Bottom 7th:  Verlander is done and Fernando Rodney comes in relief. Eckstein is making a strong case for MVP during the past couple of games. He leads off by reaching on an infield single as Guillen can’t cleanly get the ball out of his glove. Wilson walks. Rodney retired Pujols and Edmonds. Rolen, who I said had the inside track of Series MVP, delivers some insurance with an RBI single to right scoring Eckstein for a 4-2 lead.

Top 8th: Weaver is back out there against the Tigers, who are down to six outs. Make that three outs. Weaver gets his eighth and ninth strikeouts of the night to end the eighth.  I think the party is about to begin in St. Louis. I hope La Russa lets Weaver start the ninth, he’s earned it.

Bottom 8th: Weaver is done but not after he tossed eight innings allowing four hits, one after Casey’s fourth-inning home run, walked one and struck out nine.  Joel Zumaya comes in and retires the side in order. Three outs left for Detroit.

Top 9th: The Cards go with closer Adam Wainwright, who has a chance to put the icing on an incredible, and some would say improbable, postseason run.

Ordonez hits a liner off Wainwright’s glove that goes in front of Belliard, who throws out Ordonez by a step. Two outs to go

If the Tigers lose, Casey’s outstanding performance should still be noted. He’s 3 for 3 tonight with a two-run home run and 2 doubles, the second of which happens in the ninth. Casey is lifted for Ramon Santiago, who is stranded there when Rodriguez grounds back to the pitcher. One out away and 0 for 17 Polanco steps to the plate.

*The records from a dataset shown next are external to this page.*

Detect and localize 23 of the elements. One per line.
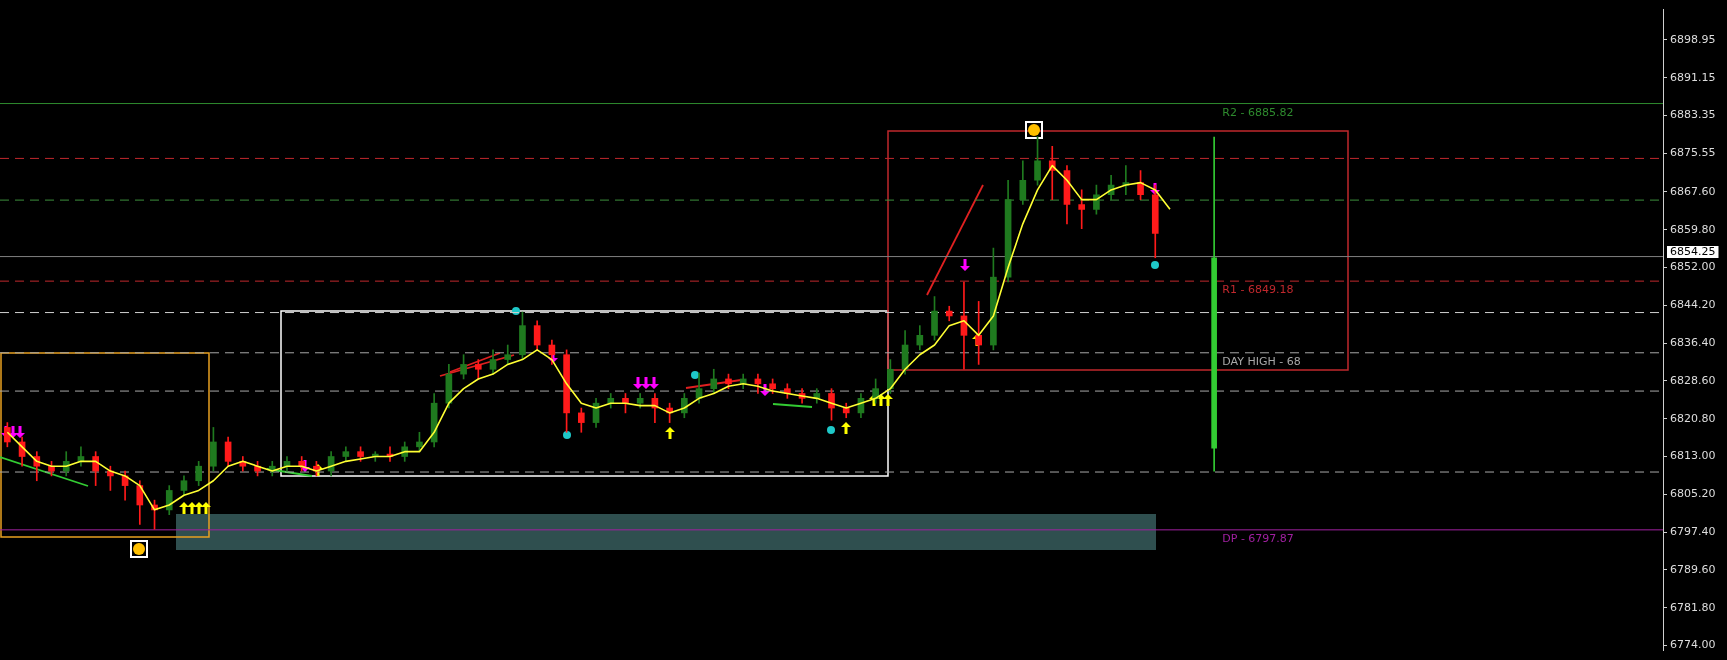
- candlestick: [1078, 189, 1086, 230]
- y-tick-label: 6844.20: [1670, 298, 1716, 312]
- text: 6854.25: [1670, 244, 1716, 258]
- y-tick-label: 6789.60: [1670, 562, 1716, 576]
- y-tick-label: 6852.00: [1670, 260, 1716, 274]
- y-tick-label: 6898.95: [1670, 32, 1716, 46]
- y-tick-label: 6883.35: [1670, 108, 1716, 122]
- y-tick-label: 6828.60: [1670, 373, 1716, 387]
- y-tick-label: 6805.20: [1670, 487, 1716, 501]
- ref-line-label: DP - 6797.87: [1222, 532, 1294, 546]
- ref-line-label: R1 - 6849.18: [1222, 283, 1294, 297]
- y-tick-label: 6813.00: [1670, 449, 1716, 463]
- y-tick-label: 6781.80: [1670, 600, 1716, 614]
- y-tick-label: 6836.40: [1670, 335, 1716, 349]
- y-tick-label: 6875.55: [1670, 146, 1716, 160]
- y-tick-label: 6820.80: [1670, 411, 1716, 425]
- y-tick-label: 6859.80: [1670, 222, 1716, 236]
- ref-line-label: R2 - 6885.82: [1222, 105, 1294, 119]
- y-tick-label: 6891.15: [1670, 70, 1716, 84]
- y-tick-label: 6797.40: [1670, 524, 1716, 538]
- y-tick-label: 6867.60: [1670, 184, 1716, 198]
- ref-line-label: DAY HIGH - 68: [1222, 355, 1301, 369]
- y-tick-label: 6774.00: [1670, 638, 1716, 652]
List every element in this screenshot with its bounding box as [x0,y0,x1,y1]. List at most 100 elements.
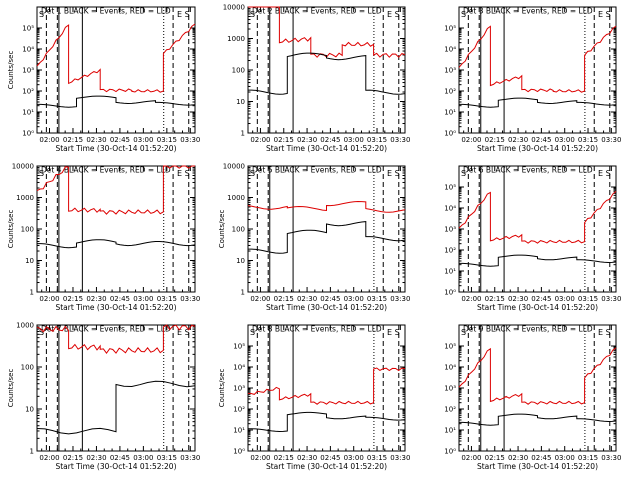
events-series-line [459,413,617,426]
corner-label-start: S [250,169,255,178]
y-tick-label: 10⁵ [22,25,34,33]
lld-series-line [36,23,196,93]
y-tick-label: 10¹ [22,109,34,117]
y-tick-label: 10⁴ [444,364,456,372]
x-tick-label: 02:15 [63,295,83,303]
panel-title: Det 8 BLACK = Events, RED = LLD [252,325,382,334]
x-tick-label: 02:45 [531,454,551,462]
y-tick-label: 10 [25,257,34,265]
lld-series-line [458,347,617,405]
x-tick-label: 02:45 [320,295,340,303]
x-tick-label: 03:30 [601,136,621,144]
y-tick-label: 100 [21,226,34,234]
x-tick-label: 02:15 [274,295,294,303]
y-tick-label: 1000 [16,322,34,330]
corner-label-end: E S [177,169,190,178]
y-axis-label: Counts/sec [7,210,15,249]
y-tick-label: 10⁰ [444,448,456,456]
x-tick-label: 03:30 [601,454,621,462]
detector-panel-8: Det 8 BLACK = Events, RED = LLD 10⁰ 10¹ 10²… [218,324,410,471]
panel-title: Det 6 BLACK = Events, RED = LLD [463,166,593,175]
x-axis-label: Start Time (30-Oct-14 01:52:20) [55,303,176,312]
x-tick-label: 02:00 [39,454,59,462]
detector-panel-5: Det 5 BLACK = Events, RED = LLD 1 10 100 100… [218,163,410,313]
x-axis-label: Start Time (30-Oct-14 01:52:20) [55,462,176,471]
y-tick-label: 1000 [227,35,245,43]
panel-title: Det 1 BLACK = Events, RED = LLD [41,7,171,16]
y-tick-label: 10⁴ [444,46,456,54]
y-tick-label: 10⁴ [444,205,456,213]
x-tick-label: 03:00 [555,136,575,144]
x-axis-label: Start Time (30-Oct-14 01:52:20) [477,303,598,312]
x-axis-label: Start Time (30-Oct-14 01:52:20) [266,303,387,312]
panel-frame [36,6,196,134]
y-tick-label: 100 [232,226,245,234]
x-tick-label: 03:00 [133,454,153,462]
x-tick-label: 03:30 [601,295,621,303]
x-tick-label: 02:45 [110,295,130,303]
x-tick-label: 02:00 [461,295,481,303]
x-tick-label: 03:15 [367,136,387,144]
y-tick-label: 10 [236,98,245,106]
x-tick-label: 03:15 [367,295,387,303]
lld-series-line [458,191,617,244]
y-tick-label: 10² [444,88,456,96]
x-axis-label: Start Time (30-Oct-14 01:52:20) [477,144,598,153]
corner-label-end: E S [598,10,611,19]
x-tick-label: 02:00 [39,136,59,144]
y-tick-label: 10000 [12,163,34,171]
x-tick-label: 02:00 [250,295,270,303]
x-tick-label: 02:30 [297,295,317,303]
y-tick-label: 10³ [444,67,456,75]
y-tick-label: 10⁰ [233,448,245,456]
x-tick-label: 02:30 [297,136,317,144]
corner-label-end: E S [177,10,190,19]
y-tick-label: 10000 [223,163,245,171]
y-tick-label: 10000 [223,4,245,12]
x-tick-label: 02:30 [508,295,528,303]
events-series-line [37,239,196,249]
x-tick-label: 03:00 [555,295,575,303]
x-tick-label: 02:00 [461,136,481,144]
y-tick-label: 10³ [444,226,456,234]
x-tick-label: 03:00 [133,295,153,303]
corner-label-start: S [461,328,466,337]
y-tick-label: 1000 [227,194,245,202]
corner-label-end: E S [387,169,400,178]
panel-frame [458,6,617,134]
x-tick-label: 03:15 [157,295,177,303]
x-tick-label: 02:15 [274,136,294,144]
detector-panel-1: Det 1 BLACK = Events, RED = LLD 10⁰ 10¹ 10²… [7,6,200,153]
y-tick-label: 10³ [233,385,245,393]
events-series-line [459,97,617,108]
panel-title: Det 7 BLACK = Events, RED = LLD [41,325,171,334]
x-tick-label: 02:00 [250,136,270,144]
panel-title: Det 2 BLACK = Events, RED = LLD [252,7,382,16]
x-tick-label: 02:15 [485,295,505,303]
events-series-line [459,254,617,267]
y-tick-label: 10¹ [444,109,456,117]
y-tick-label: 1 [241,289,245,297]
corner-label-end: E S [598,169,611,178]
corner-label-start: S [461,169,466,178]
events-series-line [247,411,406,433]
x-tick-label: 02:30 [508,136,528,144]
y-tick-label: 10⁰ [444,130,456,138]
x-tick-label: 02:30 [508,454,528,462]
panel-title: Det 4 BLACK = Events, RED = LLD [41,166,171,175]
events-series-line [37,95,196,108]
x-tick-label: 02:45 [320,136,340,144]
y-tick-label: 10² [444,406,456,414]
x-tick-label: 02:00 [461,454,481,462]
x-tick-label: 02:45 [110,454,130,462]
x-tick-label: 02:15 [274,454,294,462]
lld-series-line [36,324,196,355]
x-tick-label: 02:45 [110,136,130,144]
x-tick-label: 02:30 [86,136,106,144]
x-axis-label: Start Time (30-Oct-14 01:52:20) [266,144,387,153]
y-tick-label: 10¹ [444,427,456,435]
y-tick-label: 10¹ [233,427,245,435]
x-tick-label: 03:30 [390,295,410,303]
y-tick-label: 10⁵ [444,25,456,33]
y-tick-label: 10² [444,247,456,255]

Polanco draws a well-earned but very close walks to put runners on the corners for Inge.

Wainwright makes quick work of Inge on three pitches, the last on a slider that Inge swings through to give St. Louis its first World Series title since 1982. Goodbye Denkinger, the Metrodome and the 04 Red Sox. The last time St. Louis win the WS, the Cardinals closer, Bruce Sutter, recorded the final out via strikeout too.

Postgame:  So will struggling during the final month of the regular season but still making the playoffs be the new trend?  83 wins is an all-time low for world champ. La Russa’s best postseason job by far. He finally can really celebrate a WS title. Remember, the 89 A’s didn’t celebrate too much in the aftermath of the earthquake. Good for La Russa.

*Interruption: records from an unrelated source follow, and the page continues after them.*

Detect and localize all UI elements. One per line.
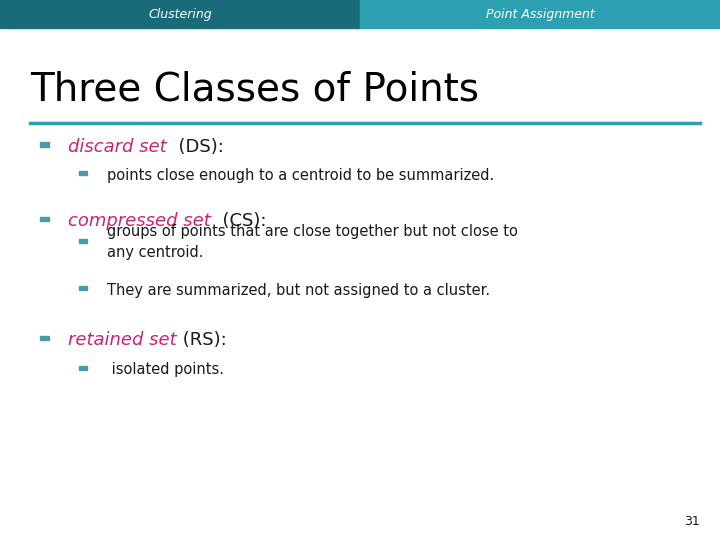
Text: (DS):: (DS): [167,138,224,156]
Text: Point Assignment: Point Assignment [485,8,595,21]
Text: discard set: discard set [68,138,167,156]
Bar [40,335,49,340]
Bar [79,286,87,291]
Text: isolated points.: isolated points. [107,362,223,377]
Bar [40,217,49,221]
Bar [79,171,87,175]
Bar [40,142,49,147]
Bar [0,0,360,28]
Text: compressed set: compressed set [68,212,211,231]
Text: points close enough to a centroid to be summarized.: points close enough to a centroid to be … [107,168,494,183]
Bar [79,366,87,369]
Text: retained set: retained set [68,331,177,349]
Text: Clustering: Clustering [148,8,212,21]
Text: They are summarized, but not assigned to a cluster.: They are summarized, but not assigned to… [107,283,490,298]
Text: groups of points that are close together but not close to
any centroid.: groups of points that are close together… [107,225,518,260]
Text: Three Classes of Points: Three Classes of Points [30,70,480,108]
Bar [79,239,87,242]
Text: 31: 31 [684,515,700,528]
Text: (CS):: (CS): [211,212,266,231]
Bar [360,0,720,28]
Text: (RS):: (RS): [177,331,227,349]
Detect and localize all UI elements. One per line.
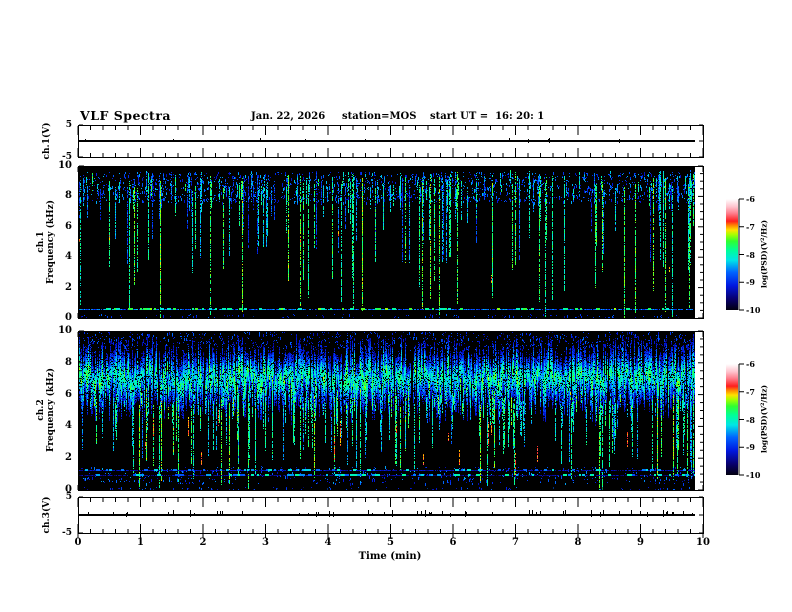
y-tick-label: 6: [65, 388, 72, 400]
x-tick-label: 5: [387, 537, 394, 548]
y-tick-label: 5: [65, 492, 72, 502]
y-tick-label: 10: [58, 160, 72, 171]
x-tick-label: 1: [137, 537, 144, 548]
colorbar-tick-label: -10: [746, 470, 761, 480]
colorbar-ch1-title: log(PSD)(V²/Hz): [759, 219, 769, 289]
colorbar-tick-label: -6: [746, 194, 755, 204]
y-tick-label: 4: [65, 420, 72, 432]
colorbar-tick-label: -8: [746, 249, 755, 260]
colorbar-tick-label: -7: [746, 221, 755, 232]
x-tick-label: 10: [696, 537, 710, 548]
ch1-waveform-canvas: [78, 125, 695, 157]
ch1-spectrogram-canvas: [78, 166, 695, 318]
ch3-waveform-canvas: [78, 497, 695, 533]
colorbar-tick-label: -9: [746, 442, 755, 453]
y-tick-label: 2: [65, 281, 72, 293]
colorbar-ch1: [726, 199, 738, 310]
x-tick-label: 0: [74, 537, 82, 548]
y-tick-label: 5: [65, 120, 72, 130]
colorbar-tick-label: -9: [746, 277, 755, 288]
page-title: VLF Spectra: [80, 108, 172, 123]
colorbar-tick-label: -6: [746, 359, 755, 369]
colorbar-tick-label: -7: [746, 386, 755, 397]
colorbar-tick-label: -10: [746, 305, 761, 315]
header-station: station=MOS: [342, 111, 417, 122]
y-tick-label: 4: [65, 251, 72, 263]
header-date: Jan. 22, 2026: [251, 111, 326, 122]
colorbar-ch2: [726, 364, 738, 475]
y-tick-label: 2: [65, 452, 72, 464]
y-tick-label: 6: [65, 220, 72, 232]
x-axis-title: Time (min): [358, 551, 422, 562]
y-tick-label: -5: [62, 528, 72, 538]
x-tick-label: 9: [637, 537, 644, 548]
ch2-spectrogram-canvas: [78, 331, 695, 490]
x-tick-label: 4: [324, 537, 332, 548]
x-tick-label: 3: [262, 537, 269, 548]
x-tick-label: 2: [199, 537, 207, 548]
y-tick-label: -5: [62, 152, 72, 162]
colorbar-tick-label: -8: [746, 414, 755, 425]
y-tick-label: 8: [65, 356, 72, 368]
y-tick-label: 8: [65, 190, 72, 202]
y-tick-label: 0: [65, 312, 72, 323]
y-tick-label: 0: [65, 484, 72, 495]
y-tick-label: 10: [58, 325, 72, 336]
header-start-ut: start UT = 16: 20: 1: [430, 111, 545, 122]
x-tick-label: 7: [512, 537, 519, 548]
x-tick-label: 8: [574, 537, 582, 548]
colorbar-ch2-title: log(PSD)(V²/Hz): [759, 384, 769, 454]
x-tick-label: 6: [449, 537, 457, 548]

I know much will be made of the Tigers’ fielding misfortunes and the move to start Verlander over Rogers. Still, the Tigers offense was woeful at best. Casey was fantastic and Inge had some great spots too. The top of the order was horrible with the second lowest average of all time.  St. Louis’ advance scouts definitely did a flawless job with their reports and observations in preparing the Cardinals pitching staff.

MVP goes to…..David Eckstein. I can’t argue. He was clutch in the last two games going 6 for 9 with four RBI. He had eight hits in the series and finished with a .364 average.